Solve the linear equation with fractional terms and find the exact value of x: 8x/3 + [7(5 - 2x/3)]/2 = 1/2.

Introduction / Context:
This algebra question involves solving a linear equation that contains fractions and brackets. You are required to simplify the expression carefully, clear the fractions, and then solve for x. Such problems are common in aptitude tests and algebra courses as they test attention to detail and comfort with fractional arithmetic and linear equations.

Given Data / Assumptions:

• Equation: 8x/3 + [7(5 − 2x/3)]/2 = 1/2.
• x is a real number.
• We must find the exact value of x that satisfies the equation.
• Standard arithmetic operations and fraction rules apply.

Concept / Approach:
First, simplify the bracketed term 7(5 − 2x/3) and then divide by 2 as indicated. Combine like terms, especially those involving x, to obtain a simpler linear equation. Clear fractions by finding a common denominator or by multiplying through by an appropriate number if needed. Finally, isolate x and solve. Throughout, careful handling of fractions and signs is essential to avoid mistakes.

Step-by-Step Solution:
1) Start with the equation: 8x/3 + [7(5 − 2x/3)]/2 = 1/2. 2) Simplify inside the bracket: 7(5 − 2x/3) = 7 * 5 − 7 * (2x/3) = 35 − 14x/3. 3) Divide by 2: [7(5 − 2x/3)]/2 = (35 − 14x/3) / 2 = 35/2 − (14x/3)/2 = 35/2 − 14x/6 = 35/2 − 7x/3. 4) Substitute back into the equation: 8x/3 + 35/2 − 7x/3 = 1/2. 5) Combine like x terms on the left: 8x/3 − 7x/3 = x/3, so the equation becomes x/3 + 35/2 = 1/2. 6) Subtract 35/2 from both sides: x/3 = 1/2 − 35/2 = (1 − 35)/2 = −34/2 = −17. 7) Multiply both sides by 3 to solve for x: x = 3 * (−17) = −51.

Verification / Alternative check:
Substitute x = −51 back into the original equation. Compute 8x/3 = 8(−51)/3 = −408/3 = −136. Then compute 5 − 2x/3 = 5 − 2(−51)/3 = 5 + 102/3 = 5 + 34 = 39. Next, 7(5 − 2x/3) = 7 * 39 = 273, and [7(5 − 2x/3)]/2 = 273/2. The left side becomes −136 + 273/2. Express −136 as −272/2, so −272/2 + 273/2 = 1/2, which matches the right side of the equation. This confirms that x = −51 is indeed the correct solution.
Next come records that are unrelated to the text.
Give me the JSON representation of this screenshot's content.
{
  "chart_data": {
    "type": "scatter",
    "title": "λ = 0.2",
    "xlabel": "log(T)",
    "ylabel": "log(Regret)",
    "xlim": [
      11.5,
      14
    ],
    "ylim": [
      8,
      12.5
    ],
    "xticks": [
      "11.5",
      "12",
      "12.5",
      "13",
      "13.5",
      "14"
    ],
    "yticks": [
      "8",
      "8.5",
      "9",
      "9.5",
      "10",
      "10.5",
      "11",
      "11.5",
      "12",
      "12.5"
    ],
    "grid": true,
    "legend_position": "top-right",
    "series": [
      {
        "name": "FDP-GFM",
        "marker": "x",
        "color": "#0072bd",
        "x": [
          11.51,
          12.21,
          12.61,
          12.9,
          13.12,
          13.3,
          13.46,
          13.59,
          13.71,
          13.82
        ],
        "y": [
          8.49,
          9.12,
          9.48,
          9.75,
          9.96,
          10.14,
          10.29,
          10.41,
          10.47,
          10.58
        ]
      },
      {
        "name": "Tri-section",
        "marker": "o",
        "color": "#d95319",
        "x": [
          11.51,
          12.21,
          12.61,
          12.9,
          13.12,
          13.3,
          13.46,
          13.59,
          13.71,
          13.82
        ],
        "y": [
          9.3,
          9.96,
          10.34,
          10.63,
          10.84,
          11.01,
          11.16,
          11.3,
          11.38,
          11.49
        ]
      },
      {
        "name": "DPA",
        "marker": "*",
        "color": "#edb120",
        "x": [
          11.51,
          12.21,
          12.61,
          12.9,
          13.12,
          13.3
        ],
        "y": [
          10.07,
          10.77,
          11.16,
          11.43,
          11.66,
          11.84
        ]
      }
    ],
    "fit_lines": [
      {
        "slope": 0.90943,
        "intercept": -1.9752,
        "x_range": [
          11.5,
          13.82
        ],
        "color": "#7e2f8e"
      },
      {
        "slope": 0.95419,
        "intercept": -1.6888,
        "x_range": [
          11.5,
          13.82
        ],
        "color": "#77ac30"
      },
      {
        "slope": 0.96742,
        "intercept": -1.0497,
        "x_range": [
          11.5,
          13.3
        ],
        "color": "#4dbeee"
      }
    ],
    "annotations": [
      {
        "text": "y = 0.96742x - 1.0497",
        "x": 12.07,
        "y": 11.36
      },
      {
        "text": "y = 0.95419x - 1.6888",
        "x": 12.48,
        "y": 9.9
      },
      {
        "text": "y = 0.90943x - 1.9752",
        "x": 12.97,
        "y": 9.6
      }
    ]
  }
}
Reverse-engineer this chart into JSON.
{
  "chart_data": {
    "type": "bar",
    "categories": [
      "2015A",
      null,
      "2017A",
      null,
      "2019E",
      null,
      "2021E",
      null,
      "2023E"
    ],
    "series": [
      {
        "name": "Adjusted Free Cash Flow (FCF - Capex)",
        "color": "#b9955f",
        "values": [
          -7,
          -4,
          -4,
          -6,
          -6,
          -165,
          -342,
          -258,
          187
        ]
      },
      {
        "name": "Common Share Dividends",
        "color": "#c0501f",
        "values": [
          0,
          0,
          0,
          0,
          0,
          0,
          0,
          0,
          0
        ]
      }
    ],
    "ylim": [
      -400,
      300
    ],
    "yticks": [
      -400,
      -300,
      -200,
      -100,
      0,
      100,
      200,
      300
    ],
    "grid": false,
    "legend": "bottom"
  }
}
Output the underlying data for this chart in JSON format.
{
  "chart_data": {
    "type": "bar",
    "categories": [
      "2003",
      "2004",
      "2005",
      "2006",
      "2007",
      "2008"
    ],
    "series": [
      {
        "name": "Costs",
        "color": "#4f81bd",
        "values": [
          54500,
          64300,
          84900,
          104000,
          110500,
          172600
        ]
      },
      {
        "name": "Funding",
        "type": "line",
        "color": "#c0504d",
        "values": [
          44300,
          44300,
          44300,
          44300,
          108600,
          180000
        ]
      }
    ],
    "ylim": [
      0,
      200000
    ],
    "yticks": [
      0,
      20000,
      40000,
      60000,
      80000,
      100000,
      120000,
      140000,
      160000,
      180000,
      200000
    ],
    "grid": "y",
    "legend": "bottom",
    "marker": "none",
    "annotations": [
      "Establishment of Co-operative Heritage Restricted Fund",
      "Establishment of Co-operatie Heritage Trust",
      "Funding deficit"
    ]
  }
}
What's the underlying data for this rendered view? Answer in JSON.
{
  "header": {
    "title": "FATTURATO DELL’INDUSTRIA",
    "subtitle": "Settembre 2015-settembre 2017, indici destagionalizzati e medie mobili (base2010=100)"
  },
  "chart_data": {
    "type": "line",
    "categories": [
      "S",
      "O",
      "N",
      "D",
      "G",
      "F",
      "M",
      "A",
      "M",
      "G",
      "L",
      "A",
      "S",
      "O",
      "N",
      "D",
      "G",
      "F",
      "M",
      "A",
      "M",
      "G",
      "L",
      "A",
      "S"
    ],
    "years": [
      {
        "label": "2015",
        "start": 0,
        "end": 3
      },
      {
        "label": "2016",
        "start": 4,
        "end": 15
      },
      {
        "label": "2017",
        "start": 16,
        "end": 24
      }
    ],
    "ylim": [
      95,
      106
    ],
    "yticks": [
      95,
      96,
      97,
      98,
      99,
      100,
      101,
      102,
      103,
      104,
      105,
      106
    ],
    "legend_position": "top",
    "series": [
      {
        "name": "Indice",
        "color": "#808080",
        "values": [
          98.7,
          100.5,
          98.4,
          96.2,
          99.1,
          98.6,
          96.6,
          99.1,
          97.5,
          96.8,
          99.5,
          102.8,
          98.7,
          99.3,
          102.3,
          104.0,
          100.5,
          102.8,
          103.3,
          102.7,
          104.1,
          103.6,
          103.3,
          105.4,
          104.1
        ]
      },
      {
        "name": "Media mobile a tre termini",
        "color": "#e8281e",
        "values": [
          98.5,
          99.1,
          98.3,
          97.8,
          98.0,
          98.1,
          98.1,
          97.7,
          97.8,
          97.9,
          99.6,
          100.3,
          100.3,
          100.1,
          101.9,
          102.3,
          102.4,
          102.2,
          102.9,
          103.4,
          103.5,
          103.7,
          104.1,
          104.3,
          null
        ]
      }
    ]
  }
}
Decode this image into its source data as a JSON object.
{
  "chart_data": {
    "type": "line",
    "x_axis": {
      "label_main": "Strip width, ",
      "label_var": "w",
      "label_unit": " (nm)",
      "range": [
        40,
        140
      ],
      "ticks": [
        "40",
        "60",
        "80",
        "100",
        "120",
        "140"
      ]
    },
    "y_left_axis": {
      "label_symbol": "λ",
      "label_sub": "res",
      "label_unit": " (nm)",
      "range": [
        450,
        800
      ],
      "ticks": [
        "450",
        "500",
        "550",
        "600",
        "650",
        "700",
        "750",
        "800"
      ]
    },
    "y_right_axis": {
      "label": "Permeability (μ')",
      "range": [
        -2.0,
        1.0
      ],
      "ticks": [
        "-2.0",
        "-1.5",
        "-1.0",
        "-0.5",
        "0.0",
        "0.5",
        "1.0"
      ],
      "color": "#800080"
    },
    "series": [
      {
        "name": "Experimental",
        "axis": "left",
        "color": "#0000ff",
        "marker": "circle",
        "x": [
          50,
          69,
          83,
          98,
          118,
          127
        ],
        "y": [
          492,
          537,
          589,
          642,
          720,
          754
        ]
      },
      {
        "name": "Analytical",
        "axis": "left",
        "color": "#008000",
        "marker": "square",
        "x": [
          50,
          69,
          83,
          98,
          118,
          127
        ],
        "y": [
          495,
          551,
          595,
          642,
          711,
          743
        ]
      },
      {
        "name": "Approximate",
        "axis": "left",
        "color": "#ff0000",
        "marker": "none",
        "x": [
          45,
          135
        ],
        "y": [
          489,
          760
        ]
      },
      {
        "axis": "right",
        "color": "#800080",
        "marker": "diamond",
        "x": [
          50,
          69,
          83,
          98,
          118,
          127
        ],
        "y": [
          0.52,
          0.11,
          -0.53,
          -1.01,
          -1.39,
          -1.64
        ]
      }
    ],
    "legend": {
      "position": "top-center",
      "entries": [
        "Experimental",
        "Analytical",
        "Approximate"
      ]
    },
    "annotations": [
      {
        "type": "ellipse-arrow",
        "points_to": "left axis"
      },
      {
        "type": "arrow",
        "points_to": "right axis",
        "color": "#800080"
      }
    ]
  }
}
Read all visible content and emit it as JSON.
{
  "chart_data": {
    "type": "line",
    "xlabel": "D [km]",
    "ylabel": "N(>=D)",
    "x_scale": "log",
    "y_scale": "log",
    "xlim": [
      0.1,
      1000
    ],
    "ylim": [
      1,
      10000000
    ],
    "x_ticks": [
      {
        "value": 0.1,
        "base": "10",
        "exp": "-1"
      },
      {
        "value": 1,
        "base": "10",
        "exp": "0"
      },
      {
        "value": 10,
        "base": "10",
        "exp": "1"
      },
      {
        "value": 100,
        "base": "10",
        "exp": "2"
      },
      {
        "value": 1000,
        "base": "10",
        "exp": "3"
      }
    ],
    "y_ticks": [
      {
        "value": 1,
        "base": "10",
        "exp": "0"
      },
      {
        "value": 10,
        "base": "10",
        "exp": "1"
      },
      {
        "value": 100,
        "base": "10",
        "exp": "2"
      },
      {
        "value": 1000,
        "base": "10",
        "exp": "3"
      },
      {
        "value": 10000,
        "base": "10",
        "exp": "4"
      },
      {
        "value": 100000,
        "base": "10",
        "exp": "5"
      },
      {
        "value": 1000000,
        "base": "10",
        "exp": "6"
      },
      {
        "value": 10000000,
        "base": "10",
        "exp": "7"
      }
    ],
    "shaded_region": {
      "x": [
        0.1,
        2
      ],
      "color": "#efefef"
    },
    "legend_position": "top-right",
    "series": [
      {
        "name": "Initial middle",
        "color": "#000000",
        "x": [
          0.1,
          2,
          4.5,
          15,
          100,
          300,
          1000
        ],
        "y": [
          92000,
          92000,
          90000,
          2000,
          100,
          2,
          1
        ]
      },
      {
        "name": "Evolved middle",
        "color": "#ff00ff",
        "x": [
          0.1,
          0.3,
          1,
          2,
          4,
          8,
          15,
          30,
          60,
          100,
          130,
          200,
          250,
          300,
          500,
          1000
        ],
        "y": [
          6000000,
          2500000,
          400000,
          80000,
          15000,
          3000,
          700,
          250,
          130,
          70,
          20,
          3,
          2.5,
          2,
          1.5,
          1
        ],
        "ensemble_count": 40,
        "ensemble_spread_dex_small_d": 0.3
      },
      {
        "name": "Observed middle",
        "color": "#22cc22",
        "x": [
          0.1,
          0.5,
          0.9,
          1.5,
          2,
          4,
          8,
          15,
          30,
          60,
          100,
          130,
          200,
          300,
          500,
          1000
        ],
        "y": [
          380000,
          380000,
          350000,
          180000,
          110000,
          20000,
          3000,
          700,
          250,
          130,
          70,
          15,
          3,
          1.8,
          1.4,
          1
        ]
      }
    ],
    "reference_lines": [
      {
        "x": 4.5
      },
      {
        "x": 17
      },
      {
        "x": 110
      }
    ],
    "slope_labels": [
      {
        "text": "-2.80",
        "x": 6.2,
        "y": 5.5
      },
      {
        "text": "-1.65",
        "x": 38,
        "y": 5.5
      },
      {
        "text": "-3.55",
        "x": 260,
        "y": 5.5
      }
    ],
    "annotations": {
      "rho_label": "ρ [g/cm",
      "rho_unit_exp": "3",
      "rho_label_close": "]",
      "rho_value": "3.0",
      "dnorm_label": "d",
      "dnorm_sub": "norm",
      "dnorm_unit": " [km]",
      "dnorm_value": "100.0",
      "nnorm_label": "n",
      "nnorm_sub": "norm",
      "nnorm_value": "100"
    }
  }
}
Why Other Options Are Wrong:
If you plug in −17, 17, or 51, the left-hand side will not simplify to 1/2. For example, with x = 17, the term 8x/3 becomes positive and large, and the bracketed term cannot compensate to produce 1/2. Since we have found a consistent and verified solution, the option 'None of these' is also incorrect. Among the given options, only −51 satisfies the equation.

Common Pitfalls:
Many students make errors when distributing over the bracket 7(5 − 2x/3) or when dividing by 2, especially in handling the x term in the fraction. Others mis subtract 35/2 on both sides or incorrectly simplify 1/2 − 35/2. Writing each fraction step explicitly and keeping a common denominator helps avoid these mistakes. Always verify the candidate solution by substitution to ensure accuracy.

Final Answer:
The solution of the equation is -51.